Intramedullary fixation for distal radius fractures was reported as a successful procedure that had comparable functional and radiographic outcomes with volar locking plate fixation. Intramedullary fixation for distal radius fractures is less invasive and is free from hardware irritation. But some specific complications such as radial nerve sensory neuritis were documented. Furthermore, there were no studies analyzing whether this less invasive technique could reduce the common complications associated with distal radius fractures.

We investigated complications of intramedullary fixation for distal radius fractures.

Patients and methods
We retrospectively investigated the medical records of 71 patients with distal radius fractures treated with an intramedullary implant (Micronail) followed-up more than 6 months. There were 48 AO A type fractures and 23 AO C type fractures. All fractures were caused by low energy injury. The patients included in this study were aged 50 years or older and the average age was 70.7 years old. The average follow-up period was 313 days. We investigated the neurological complications, tendinous complications, and skeletal and joint complications according to the complication checklist proposed by McKay.
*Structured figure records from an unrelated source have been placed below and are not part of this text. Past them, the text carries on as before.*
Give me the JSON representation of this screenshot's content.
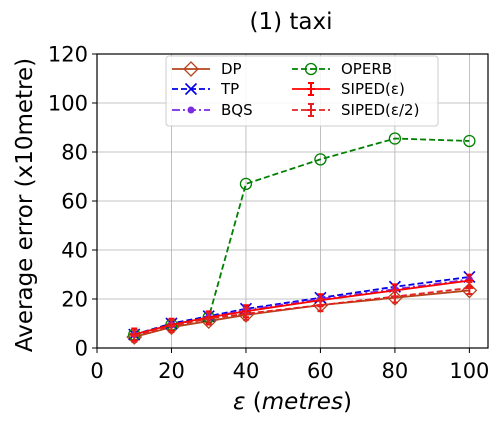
{
  "chart_data": {
    "type": "line",
    "title": "(1) taxi",
    "xlabel": "ε (metres)",
    "ylabel": "Average error (x10metre)",
    "xlim": [
      0,
      105
    ],
    "ylim": [
      0,
      120
    ],
    "xticks": [
      0,
      20,
      40,
      60,
      80,
      100
    ],
    "yticks": [
      0,
      20,
      40,
      60,
      80,
      100,
      120
    ],
    "grid": true,
    "legend_position": "top-center",
    "x": [
      10,
      20,
      30,
      40,
      60,
      80,
      100
    ],
    "series": [
      {
        "name": "DP",
        "color": "#b5441c",
        "dash": "solid",
        "marker": "diamond-open",
        "values": [
          4.5,
          8.5,
          11,
          13.5,
          17.5,
          20.5,
          23.5
        ]
      },
      {
        "name": "TP",
        "color": "#0000e6",
        "dash": "dashed",
        "marker": "x",
        "values": [
          5.5,
          10,
          13,
          16,
          20.5,
          25,
          29
        ]
      },
      {
        "name": "BQS",
        "color": "#7b2be2",
        "dash": "dashdot",
        "marker": "dot",
        "values": [
          5.5,
          9.5,
          12.5,
          15.5,
          20,
          24,
          28
        ]
      },
      {
        "name": "OPERB",
        "color": "#008000",
        "dash": "dashed",
        "marker": "circle-open",
        "values": [
          5.5,
          9.5,
          12.5,
          67,
          77,
          85.5,
          84.5
        ]
      },
      {
        "name": "SIPED(ε)",
        "color": "#ff0000",
        "dash": "solid",
        "marker": "plus-errorbar",
        "values": [
          5.5,
          9.5,
          12.5,
          15,
          19.5,
          23.5,
          27.5
        ]
      },
      {
        "name": "SIPED(ε/2)",
        "color": "#e62020",
        "dash": "dashed",
        "marker": "plus-errorbar",
        "values": [
          5,
          9,
          12,
          14,
          17.5,
          21,
          24.5
        ]
      }
    ]
  }
}
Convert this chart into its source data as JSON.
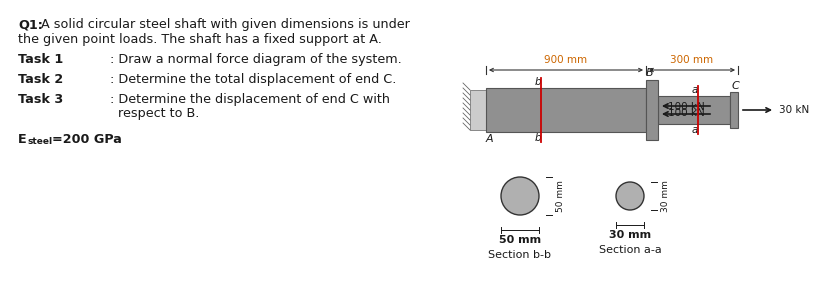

As for neurological complications, 7 patients (9.9%) had radial nerve sensory disorder which resolved spontaneously. Two patients (2.8%) had carpal tunnel syndrome diagnosed clinically, which resolved spontaneously without the need for carpal tunnel release. As for tendinous complications, 3 patients (4.2%) had trigger finger at the A1 pulley, which needed injection of triamcinolone. There was no synovitis or tendon rupture around the fracture site. As for skeletal and joint complications, one patient (1.4%) treated with a relatively small sized implant had malunion after volar inclination of the intramedullary nail and distal fragment, which did not need corrective osteotomy because of good functional recovery after 1 year post-injury. The overall complication rate was 18%. There were no major complications which needed secondary surgical intervention such as hardware removal. At the final follow-up, the average Mayo modified wrist score was 92 points.

Intramedullary fixation for distal radius fractures was free from tendinous complications such as tenosynovitis and tendon rupture around the implant. This less invasive technique could not reduce common complications such as trigger finger and carpal tunnel syndrome associated with distal radius fractures. Radial nerve sensory disorder, a specific complication of intramedullary fixation, could be reduced by atraumatic nerve handling.